To assess the groundwater quality of Mewat district, Haryana 20 samples were collected and analyzed for Cl −, TDS, TH, \({\mathrm{HCO}}_{3}^{-}\), EC, Na +, SO42−, Mg+2, and K+ for the years 2018 and 2019. Based on these analyses, the following conclusions are drawn:

  • 14 out of 20 samples in the year 2018 and 15 out of 20 samples in the year 2019 have TDS > 1000 mg/l. Thus, groundwater salinity and its expansion are evident. To identify the sources of groundwater contamination, principal component analysis is employed.

  • KMO and Bartlett’s test, for both the year the test, was found valid, and PCA is found to be suitable for the study area. Three principal components were selected based on the eigen value which explains 79.58% and 85.08% of the total variation in the years 2018 and 2019, respectively.

  • The first principal component (PC-1) is identified with salinity and is governed by rock-water interactions and agricultural return flow. The second principal component (PC-2) with alkalinity and the third principal component (PC-3) described the pollution.
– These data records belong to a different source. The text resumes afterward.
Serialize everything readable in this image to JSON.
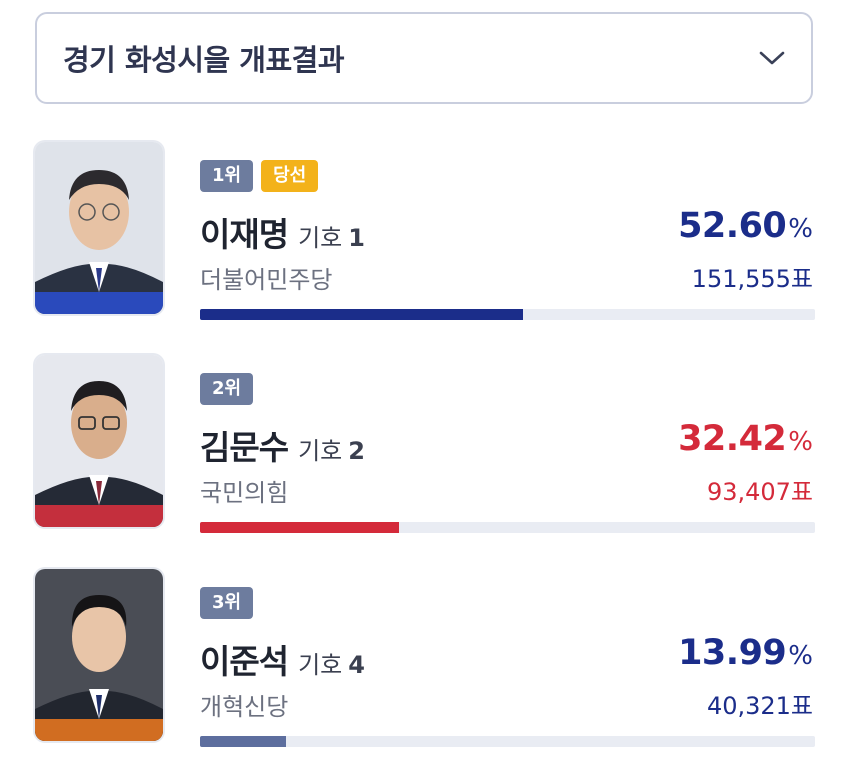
{
  "dropdown": {
    "label": "경기 화성시을 개표결과",
    "icon": "chevron-down-icon"
  },
  "candidates": [
    {
      "rank": "1위",
      "elected": "당선",
      "name": "이재명",
      "symbol_label": "기호",
      "symbol_number": "1",
      "party": "더불어민주당",
      "percent": "52.60",
      "percent_unit": "%",
      "votes": "151,555표",
      "vote_share": 0.526,
      "color": "#1b2d8a",
      "photo_stripe": "#2a4fd1"
    },
    {
      "rank": "2위",
      "name": "김문수",
      "symbol_label": "기호",
      "symbol_number": "2",
      "party": "국민의힘",
      "percent": "32.42",
      "percent_unit": "%",
      "votes": "93,407표",
      "vote_share": 0.3242,
      "color": "#d42a3a",
      "photo_stripe": "#e0303e"
    },
    {
      "rank": "3위",
      "name": "이준석",
      "symbol_label": "기호",
      "symbol_number": "4",
      "party": "개혁신당",
      "percent": "13.99",
      "percent_unit": "%",
      "votes": "40,321표",
      "vote_share": 0.1399,
      "color": "#1b2d8a",
      "bar_color": "#5d6e9e",
      "photo_stripe": "#f07a1e"
    }
  ]
}
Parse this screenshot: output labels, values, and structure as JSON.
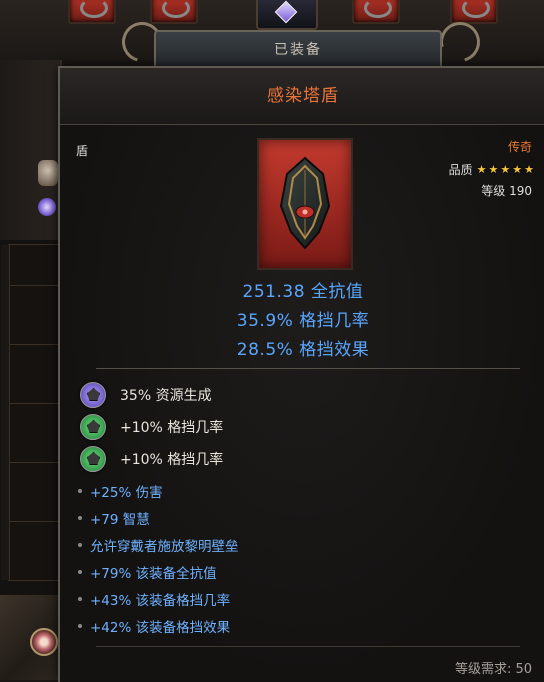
{
  "header": {
    "tab_label": "已装备"
  },
  "item": {
    "name": "感染塔盾",
    "type": "盾",
    "rarity": "传奇",
    "quality_label": "品质",
    "quality_stars": 5,
    "level_label": "等级 190",
    "base_stats": [
      "251.38 全抗值",
      "35.9% 格挡几率",
      "28.5% 格挡效果"
    ],
    "affixes": [
      {
        "text": "35% 资源生成",
        "icon": "purple-gem-icon"
      },
      {
        "text": "+10% 格挡几率",
        "icon": "green-gem-icon"
      },
      {
        "text": "+10% 格挡几率",
        "icon": "green-gem-icon"
      }
    ],
    "mods": [
      "+25% 伤害",
      "+79 智慧",
      "允许穿戴者施放黎明壁垒",
      "+79% 该装备全抗值",
      "+43% 该装备格挡几率",
      "+42% 该装备格挡效果"
    ],
    "requirement": "等级需求: 50"
  },
  "colors": {
    "legendary": "#e8743a",
    "stat_blue": "#5aa6ff",
    "item_bg": "#c43a2e"
  }
}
  • When the yearly comparison was made, the samples collected in 2019 were found to have an increased salinity compared to 2018 which showed an increased vulnerability to the aquifer of Mewat on account of the decline in rainfall recharge. It was also evident that declining recharge also triggered the recharge from other sources, and thus pollution. The impact of pollution is more pronounced in 2019 compared to 2018.